Eleutherodactylus caribe
- Conservation status: Critically Endangered (IUCN 3.1)

Scientific classification
- Kingdom: Animalia
- Phylum: Chordata
- Class: Amphibia
- Order: Anura
- Family: Eleutherodactylidae
- Genus: Eleutherodactylus
- Species: E. caribe
- Binomial name: Eleutherodactylus caribe Hedges and Thomas, 1992

= Eleutherodactylus caribe =

- Authority: Hedges and Thomas, 1992
- Conservation status: CR

Species of frog

Eleutherodactylus caribe, the Caribbean robber frog or Haitian marshfrog, is a species of frog in the family Eleutherodactylidae endemic to the Tiburon Peninsula, Haiti. Its natural habitat is coastal mangrove marsh. It is only known from one site near Dame-Marie where it was last seen in 1991. It is threatened by habitat loss.

== Taxonomy ==
Eleutherodactylus caribe was formally described in 1992 based on an adult male specimen collected from near Dame-Marie, a small commune in the department of Grande'Anse in Haiti. The specific epithet is derived from the Spanish word meaning 'Caribbean', referring to the frog's unique habitat in a coastal mangrove swamp on the Caribbean Sea. It has the English common names Caribbean robber frog and Haitian marshfrog. The original description placed the species in the Eleutherodactylus bakeri species group in the subgenus Euhyas, a placement that was maintained by subsequent studies.

== Description ==
Eleutherodactylus caribe is a small species for its genus, reaching a snout–vent length of 15.7–18.1 mm in males and 17.2–20.1 mm in females. The back is dark brown with inconsistent markings, including a pale central stripe, a large pale splotch in the middle, and a "W" shape on the shoulders. The underside is dark brown to blackish. The species vocalizes by making a single high-pitched whistled note.
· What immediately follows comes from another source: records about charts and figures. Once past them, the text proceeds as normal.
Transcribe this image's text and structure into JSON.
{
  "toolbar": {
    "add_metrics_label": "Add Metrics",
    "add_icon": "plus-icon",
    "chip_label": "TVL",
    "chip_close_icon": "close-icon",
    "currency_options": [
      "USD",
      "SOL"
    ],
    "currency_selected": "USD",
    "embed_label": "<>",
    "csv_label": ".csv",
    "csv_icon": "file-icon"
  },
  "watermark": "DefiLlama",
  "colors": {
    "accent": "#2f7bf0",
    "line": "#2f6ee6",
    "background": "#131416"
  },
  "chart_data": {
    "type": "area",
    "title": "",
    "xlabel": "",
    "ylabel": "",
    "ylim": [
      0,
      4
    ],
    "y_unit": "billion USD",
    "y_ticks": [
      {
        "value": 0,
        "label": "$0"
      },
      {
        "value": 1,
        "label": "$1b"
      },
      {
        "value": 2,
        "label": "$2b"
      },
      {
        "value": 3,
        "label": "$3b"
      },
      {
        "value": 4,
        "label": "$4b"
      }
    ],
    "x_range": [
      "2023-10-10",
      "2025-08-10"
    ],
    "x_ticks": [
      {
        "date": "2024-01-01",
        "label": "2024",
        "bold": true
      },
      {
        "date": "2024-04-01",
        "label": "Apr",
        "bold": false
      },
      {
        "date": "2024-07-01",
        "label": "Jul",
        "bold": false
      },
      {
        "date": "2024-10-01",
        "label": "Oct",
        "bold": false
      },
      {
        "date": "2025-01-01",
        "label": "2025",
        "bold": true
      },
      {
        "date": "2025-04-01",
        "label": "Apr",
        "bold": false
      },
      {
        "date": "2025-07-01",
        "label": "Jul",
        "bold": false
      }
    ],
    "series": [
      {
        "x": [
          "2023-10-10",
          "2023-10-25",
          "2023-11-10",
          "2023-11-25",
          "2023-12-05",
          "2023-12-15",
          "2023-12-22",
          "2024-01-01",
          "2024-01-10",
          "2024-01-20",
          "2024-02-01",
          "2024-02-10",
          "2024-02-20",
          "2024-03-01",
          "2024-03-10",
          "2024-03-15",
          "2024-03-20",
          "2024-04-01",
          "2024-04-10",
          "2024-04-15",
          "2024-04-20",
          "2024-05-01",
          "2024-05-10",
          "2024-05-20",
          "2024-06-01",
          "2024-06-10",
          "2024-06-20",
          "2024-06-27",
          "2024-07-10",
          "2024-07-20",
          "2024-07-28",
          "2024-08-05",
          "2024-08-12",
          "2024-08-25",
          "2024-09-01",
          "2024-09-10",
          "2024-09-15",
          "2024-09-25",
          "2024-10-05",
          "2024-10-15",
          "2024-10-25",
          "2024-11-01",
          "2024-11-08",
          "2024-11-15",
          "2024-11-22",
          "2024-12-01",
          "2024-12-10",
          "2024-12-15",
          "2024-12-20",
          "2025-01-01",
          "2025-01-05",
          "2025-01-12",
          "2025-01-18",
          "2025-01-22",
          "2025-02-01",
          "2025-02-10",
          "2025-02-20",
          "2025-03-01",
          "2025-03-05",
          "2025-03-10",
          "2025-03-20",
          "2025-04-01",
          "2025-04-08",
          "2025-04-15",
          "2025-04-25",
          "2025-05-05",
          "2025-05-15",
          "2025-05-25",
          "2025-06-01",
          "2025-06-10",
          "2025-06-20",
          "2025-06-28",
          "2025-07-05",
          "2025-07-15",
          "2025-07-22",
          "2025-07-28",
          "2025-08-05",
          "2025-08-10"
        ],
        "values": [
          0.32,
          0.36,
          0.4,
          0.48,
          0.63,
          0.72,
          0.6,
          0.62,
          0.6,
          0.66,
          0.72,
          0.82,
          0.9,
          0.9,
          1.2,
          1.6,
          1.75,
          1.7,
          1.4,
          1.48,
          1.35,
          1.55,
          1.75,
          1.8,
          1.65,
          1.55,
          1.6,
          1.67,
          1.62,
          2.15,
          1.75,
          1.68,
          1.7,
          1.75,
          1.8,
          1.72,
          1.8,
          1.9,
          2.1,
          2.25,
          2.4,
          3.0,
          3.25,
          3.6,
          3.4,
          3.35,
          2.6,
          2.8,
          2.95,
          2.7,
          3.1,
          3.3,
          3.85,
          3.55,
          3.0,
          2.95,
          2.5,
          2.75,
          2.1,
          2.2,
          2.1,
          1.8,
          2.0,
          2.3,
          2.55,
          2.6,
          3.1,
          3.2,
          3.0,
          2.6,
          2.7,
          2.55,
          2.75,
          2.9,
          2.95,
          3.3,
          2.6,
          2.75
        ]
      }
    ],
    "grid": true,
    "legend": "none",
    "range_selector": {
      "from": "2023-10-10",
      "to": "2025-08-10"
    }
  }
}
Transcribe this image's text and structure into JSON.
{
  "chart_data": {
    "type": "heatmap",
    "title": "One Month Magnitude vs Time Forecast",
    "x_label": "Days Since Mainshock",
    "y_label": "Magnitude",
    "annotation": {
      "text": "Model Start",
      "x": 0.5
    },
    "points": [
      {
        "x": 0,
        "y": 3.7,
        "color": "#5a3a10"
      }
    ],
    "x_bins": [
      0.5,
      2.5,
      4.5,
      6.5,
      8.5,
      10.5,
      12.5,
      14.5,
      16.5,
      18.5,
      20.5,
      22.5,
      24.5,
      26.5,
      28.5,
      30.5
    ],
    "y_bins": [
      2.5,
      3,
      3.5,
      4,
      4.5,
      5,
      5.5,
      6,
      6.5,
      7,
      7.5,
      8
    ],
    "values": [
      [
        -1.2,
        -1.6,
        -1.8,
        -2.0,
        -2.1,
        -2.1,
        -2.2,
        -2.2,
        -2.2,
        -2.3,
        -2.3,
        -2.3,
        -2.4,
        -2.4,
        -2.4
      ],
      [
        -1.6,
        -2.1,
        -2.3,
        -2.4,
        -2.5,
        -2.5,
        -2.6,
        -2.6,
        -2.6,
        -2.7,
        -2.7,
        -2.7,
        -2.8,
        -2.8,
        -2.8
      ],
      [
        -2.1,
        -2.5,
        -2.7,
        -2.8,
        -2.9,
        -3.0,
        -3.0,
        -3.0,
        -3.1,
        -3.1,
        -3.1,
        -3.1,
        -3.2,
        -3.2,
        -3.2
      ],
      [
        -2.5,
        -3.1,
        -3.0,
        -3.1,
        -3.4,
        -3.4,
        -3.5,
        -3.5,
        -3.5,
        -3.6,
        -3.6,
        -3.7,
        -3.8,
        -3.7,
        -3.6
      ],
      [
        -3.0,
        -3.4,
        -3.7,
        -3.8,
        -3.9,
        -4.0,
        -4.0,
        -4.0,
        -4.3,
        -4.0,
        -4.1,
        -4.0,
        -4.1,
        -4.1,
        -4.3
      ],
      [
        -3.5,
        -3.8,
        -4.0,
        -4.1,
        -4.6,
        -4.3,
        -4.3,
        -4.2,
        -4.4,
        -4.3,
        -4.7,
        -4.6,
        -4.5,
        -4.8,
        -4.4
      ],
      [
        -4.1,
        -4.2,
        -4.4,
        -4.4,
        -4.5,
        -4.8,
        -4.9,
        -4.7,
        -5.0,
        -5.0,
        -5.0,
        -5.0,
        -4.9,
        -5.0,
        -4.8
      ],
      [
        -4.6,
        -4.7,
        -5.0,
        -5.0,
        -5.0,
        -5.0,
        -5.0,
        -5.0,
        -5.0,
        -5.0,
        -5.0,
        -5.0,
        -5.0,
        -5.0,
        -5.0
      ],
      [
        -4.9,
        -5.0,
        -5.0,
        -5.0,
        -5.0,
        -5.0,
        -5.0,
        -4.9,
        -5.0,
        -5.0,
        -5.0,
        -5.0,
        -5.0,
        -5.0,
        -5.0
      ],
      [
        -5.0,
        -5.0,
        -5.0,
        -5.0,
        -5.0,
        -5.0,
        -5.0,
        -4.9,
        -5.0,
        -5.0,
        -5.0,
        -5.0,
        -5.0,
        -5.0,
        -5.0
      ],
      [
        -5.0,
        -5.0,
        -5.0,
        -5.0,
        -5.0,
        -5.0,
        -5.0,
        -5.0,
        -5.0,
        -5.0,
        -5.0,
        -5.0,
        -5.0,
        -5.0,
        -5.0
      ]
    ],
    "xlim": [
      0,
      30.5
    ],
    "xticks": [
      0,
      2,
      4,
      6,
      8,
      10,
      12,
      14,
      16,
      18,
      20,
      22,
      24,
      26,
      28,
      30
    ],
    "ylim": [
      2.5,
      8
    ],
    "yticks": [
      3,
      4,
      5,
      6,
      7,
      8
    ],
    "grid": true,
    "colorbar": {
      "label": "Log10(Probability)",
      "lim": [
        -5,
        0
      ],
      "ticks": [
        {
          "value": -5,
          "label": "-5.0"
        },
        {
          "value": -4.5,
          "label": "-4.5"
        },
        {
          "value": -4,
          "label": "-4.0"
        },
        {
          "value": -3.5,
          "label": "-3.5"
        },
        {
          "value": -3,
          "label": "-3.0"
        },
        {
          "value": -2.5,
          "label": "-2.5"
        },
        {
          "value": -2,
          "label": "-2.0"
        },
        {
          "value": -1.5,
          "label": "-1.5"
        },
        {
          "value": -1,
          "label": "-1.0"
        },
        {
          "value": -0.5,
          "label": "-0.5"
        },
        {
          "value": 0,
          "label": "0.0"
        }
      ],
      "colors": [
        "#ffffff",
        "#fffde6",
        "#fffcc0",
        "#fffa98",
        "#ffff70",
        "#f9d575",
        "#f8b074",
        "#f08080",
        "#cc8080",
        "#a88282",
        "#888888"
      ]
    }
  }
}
== Distribution and ecology ==
Eleutherodactylus caribe is endemic to the Tiburon Peninsula in far southwestern Haiti, where it has only been observed from near the commune of Dame-Marie. It inhabits coastal mangrove marshes, where it has been seen calling from mangrove leaves, grasses, and twigs a few meters above the water. It has only been seen twice, in 1991 and in 2010, from two localities very close to each other. An egg mass of the species was documented in July. Eggs probably hatch directly into juvenile frogs, instead of tadpoles.

== Conservation ==
Eleutherodactylus caribe is classified as being critically endangered by the IUCN due to its very small range, estimated to be 4 km^{2}, which is experiencing extreme habitat degradation. The forests it inhabits are threatened by logging due to urbanization and for timber. The species is also extremely vulnerable to climactic disturbances caused by climate change. It does not occur in any protected areas.